Make Function a Priority

Whether you're channeling your inner Ina Garten every night and scouring farmers' markets on the weekends or you're pretty much living out of the Costco frozen foods section (we get it), your kitchen needs to work for you—and your lifestyle. "Function comes first," Hill says. "You can make anything pretty." To land on a layout that meets your needs and offers plenty of storage, take detailed inventory of what you have (pots, pans, stand mixers, spices, oils, etc.), and examine how you use those items. When choosing finishes and other materials such as counter tops make sure to acknowledge your tolerance for maintenance.

Choose Appliances Early

With refrigerators, dishwashers, ovens, electric and gas cook tops, microwaves, ice makers, wine fridges, and more, appliance costs can range anywhere from a few thousand dollars to upwards of a $100K and will represent one of the largest chunks of your overall budget for the project. The appliances you select will also dictate the kitchen's overall layout and design, so make those decisions at the start. (Pro tip: Add an electrical outlet to the pantry and hide unsightly microwaves for a cleaner look.)

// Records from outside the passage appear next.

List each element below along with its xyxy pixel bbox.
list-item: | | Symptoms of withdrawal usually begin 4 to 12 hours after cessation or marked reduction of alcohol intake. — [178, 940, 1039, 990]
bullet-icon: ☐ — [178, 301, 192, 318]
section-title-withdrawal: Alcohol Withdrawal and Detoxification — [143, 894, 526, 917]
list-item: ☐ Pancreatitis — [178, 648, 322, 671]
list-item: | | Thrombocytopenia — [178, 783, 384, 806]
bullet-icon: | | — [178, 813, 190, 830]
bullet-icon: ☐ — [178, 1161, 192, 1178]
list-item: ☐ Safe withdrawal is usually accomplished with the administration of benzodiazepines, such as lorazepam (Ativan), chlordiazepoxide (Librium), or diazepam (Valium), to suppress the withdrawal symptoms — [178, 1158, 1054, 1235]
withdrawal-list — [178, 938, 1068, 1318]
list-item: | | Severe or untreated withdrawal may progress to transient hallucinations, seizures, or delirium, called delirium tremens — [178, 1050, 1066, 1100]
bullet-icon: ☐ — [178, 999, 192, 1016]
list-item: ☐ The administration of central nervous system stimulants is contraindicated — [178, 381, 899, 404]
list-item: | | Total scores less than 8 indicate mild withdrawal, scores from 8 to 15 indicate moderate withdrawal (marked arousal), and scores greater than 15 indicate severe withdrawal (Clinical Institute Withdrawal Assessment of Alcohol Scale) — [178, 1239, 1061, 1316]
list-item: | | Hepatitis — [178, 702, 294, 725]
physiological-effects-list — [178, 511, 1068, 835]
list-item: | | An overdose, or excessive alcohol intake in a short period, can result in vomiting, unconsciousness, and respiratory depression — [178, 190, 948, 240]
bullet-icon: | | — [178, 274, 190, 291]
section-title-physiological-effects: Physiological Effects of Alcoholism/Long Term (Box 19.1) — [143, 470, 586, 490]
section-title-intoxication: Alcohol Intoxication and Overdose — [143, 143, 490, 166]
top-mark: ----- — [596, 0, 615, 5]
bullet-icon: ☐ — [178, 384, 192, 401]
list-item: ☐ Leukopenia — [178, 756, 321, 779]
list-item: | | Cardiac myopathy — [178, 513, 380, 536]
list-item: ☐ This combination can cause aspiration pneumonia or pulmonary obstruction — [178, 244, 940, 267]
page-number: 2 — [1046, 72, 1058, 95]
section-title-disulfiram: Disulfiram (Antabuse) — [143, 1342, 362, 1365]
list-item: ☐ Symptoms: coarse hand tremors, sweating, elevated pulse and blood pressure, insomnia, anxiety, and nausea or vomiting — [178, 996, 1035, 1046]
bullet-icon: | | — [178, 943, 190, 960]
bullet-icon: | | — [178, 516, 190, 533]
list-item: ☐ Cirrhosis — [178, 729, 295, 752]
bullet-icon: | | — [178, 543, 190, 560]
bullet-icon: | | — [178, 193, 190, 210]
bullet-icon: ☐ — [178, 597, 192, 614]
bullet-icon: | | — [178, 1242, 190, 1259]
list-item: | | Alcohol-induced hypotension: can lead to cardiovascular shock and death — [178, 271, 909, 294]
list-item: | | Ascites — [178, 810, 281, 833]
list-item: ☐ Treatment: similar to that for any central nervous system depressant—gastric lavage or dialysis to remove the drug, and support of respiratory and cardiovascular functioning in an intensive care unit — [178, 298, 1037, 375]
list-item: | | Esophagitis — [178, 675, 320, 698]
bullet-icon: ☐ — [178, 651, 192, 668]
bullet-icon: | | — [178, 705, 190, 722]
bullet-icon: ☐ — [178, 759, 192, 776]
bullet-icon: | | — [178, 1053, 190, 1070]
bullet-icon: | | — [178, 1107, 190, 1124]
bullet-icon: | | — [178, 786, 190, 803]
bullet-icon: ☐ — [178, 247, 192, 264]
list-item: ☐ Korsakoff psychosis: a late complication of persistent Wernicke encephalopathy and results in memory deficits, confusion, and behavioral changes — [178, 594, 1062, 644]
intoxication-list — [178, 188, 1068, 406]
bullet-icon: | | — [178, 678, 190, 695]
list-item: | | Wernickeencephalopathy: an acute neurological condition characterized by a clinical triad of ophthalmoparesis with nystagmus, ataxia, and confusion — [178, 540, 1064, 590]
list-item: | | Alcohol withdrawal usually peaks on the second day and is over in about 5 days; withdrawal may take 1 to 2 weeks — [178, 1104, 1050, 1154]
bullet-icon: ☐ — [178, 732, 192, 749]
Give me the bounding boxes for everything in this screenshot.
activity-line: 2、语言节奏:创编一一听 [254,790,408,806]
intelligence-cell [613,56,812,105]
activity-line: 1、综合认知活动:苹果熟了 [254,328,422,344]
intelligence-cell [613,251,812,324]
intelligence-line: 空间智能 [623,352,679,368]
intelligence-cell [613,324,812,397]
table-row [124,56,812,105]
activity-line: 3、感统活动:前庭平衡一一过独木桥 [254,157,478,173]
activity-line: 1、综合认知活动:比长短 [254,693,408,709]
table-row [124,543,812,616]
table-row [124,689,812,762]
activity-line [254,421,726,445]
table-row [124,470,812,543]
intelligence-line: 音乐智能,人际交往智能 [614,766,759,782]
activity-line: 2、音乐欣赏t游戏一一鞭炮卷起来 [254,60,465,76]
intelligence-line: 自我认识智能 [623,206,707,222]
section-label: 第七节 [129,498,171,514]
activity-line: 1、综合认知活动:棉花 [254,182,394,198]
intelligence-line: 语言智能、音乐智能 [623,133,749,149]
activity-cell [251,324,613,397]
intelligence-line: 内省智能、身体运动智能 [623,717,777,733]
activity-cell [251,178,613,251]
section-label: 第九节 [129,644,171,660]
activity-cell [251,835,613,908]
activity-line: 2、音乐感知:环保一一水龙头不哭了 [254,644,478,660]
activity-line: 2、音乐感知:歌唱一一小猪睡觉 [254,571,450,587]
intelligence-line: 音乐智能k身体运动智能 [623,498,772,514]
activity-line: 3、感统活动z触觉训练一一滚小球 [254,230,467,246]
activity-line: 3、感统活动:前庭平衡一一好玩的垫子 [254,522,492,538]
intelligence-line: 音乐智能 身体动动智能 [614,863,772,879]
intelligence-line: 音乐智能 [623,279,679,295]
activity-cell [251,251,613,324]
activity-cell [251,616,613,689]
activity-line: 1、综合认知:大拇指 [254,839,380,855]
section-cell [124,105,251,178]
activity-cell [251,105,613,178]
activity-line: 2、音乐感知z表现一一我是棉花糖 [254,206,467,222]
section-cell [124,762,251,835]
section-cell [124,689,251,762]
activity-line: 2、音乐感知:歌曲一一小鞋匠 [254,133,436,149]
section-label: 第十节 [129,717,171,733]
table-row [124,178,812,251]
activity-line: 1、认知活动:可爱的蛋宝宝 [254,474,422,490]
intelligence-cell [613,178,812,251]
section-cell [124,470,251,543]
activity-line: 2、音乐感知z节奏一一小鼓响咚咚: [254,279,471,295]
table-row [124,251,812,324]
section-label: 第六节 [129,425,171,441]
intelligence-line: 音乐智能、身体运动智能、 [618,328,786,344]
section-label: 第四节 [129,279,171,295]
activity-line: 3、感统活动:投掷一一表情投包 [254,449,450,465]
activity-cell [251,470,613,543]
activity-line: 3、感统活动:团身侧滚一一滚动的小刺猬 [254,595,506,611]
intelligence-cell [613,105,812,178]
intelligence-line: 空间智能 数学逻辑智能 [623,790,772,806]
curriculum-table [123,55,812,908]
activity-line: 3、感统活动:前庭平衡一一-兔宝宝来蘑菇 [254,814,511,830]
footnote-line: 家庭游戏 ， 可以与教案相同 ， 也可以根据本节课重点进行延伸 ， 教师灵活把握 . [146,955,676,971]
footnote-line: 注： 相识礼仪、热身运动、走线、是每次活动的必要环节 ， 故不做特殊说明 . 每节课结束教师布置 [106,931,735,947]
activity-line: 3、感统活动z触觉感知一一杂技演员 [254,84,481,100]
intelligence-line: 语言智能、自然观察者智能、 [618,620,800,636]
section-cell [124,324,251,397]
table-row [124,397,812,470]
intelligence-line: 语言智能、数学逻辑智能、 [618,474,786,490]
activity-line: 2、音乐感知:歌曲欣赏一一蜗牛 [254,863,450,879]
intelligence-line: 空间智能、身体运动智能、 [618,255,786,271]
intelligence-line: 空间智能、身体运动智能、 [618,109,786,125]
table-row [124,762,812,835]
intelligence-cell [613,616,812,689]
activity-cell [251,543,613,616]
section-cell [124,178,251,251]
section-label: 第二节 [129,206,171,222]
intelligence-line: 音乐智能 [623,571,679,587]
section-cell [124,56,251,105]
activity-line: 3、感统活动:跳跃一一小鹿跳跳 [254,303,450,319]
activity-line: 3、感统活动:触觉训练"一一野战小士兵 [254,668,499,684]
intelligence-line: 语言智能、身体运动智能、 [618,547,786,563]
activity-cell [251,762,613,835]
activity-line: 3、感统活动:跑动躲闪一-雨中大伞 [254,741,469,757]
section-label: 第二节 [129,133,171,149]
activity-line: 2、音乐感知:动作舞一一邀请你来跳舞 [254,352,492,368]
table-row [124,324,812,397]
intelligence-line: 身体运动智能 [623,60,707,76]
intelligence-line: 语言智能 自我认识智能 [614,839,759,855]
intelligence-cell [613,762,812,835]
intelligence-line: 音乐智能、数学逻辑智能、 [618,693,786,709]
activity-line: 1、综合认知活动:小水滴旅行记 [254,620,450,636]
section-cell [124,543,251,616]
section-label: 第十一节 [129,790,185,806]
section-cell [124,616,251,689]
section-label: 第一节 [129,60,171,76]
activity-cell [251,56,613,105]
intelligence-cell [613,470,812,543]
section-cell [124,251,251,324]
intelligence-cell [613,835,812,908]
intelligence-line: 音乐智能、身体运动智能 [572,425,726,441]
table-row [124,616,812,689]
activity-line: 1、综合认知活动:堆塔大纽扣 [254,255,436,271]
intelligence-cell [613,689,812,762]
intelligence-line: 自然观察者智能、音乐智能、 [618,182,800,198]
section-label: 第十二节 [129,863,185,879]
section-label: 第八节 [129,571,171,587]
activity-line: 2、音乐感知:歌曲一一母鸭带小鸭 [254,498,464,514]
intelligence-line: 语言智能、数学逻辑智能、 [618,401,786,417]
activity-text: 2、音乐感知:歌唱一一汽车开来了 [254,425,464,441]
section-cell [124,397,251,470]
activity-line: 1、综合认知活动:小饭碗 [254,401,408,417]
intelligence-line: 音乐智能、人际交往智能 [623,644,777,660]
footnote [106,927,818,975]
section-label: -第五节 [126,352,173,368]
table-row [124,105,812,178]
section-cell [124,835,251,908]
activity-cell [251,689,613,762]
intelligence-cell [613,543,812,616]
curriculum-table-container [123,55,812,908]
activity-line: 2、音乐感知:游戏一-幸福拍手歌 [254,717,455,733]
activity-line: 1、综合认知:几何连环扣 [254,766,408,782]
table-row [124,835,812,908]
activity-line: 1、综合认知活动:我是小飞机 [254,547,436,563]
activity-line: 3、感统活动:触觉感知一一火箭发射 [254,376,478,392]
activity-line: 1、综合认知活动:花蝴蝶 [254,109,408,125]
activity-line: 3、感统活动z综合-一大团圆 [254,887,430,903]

Let the Space Inform Design Decisions

Before you make any design choices, consider how your kitchen fits into the house as a whole. Does it open into another room? If so, are there elements within that space you need to balance out in the kitchen? "My number one rule is to make sure all of the elements can sit at the same table," Hill says. "They don't need to be dressed the same, but they all need to communicate."

Soften the Space

Function is a priority in the kitchen, yes, but the room should be comfortable and beautiful, too—a space you and your family can enjoy together. "You don't want your kitchen to feel like the back of a restaurant," Howard says. "I like to treat the kitchen like any other room in the house." Choose finishes and textiles that soften the space and add personal touches like art.

Open Concept Isn't the Only Concept

While we admittedly love a wide-open kitchen that's built for entertaining, not every home needs one. "Sometimes people get a little overeager when beginning a renovation," Hill says, "and they start taking out walls that should really be there from an aesthetic standpoint." Take your time, and think about how your family lives.

Aim for Timeless Over Trendy

The thing about trends is that they rarely age well, especially in kitchens. "To be quite honest, I try to avoid them. Nothing dates a kitchen faster," Howard says. However, if you do find yourself drawn to a particular trend, incorporate it in places that are relatively inexpensive to change—barstools, lighting, drawer pulls, and the like.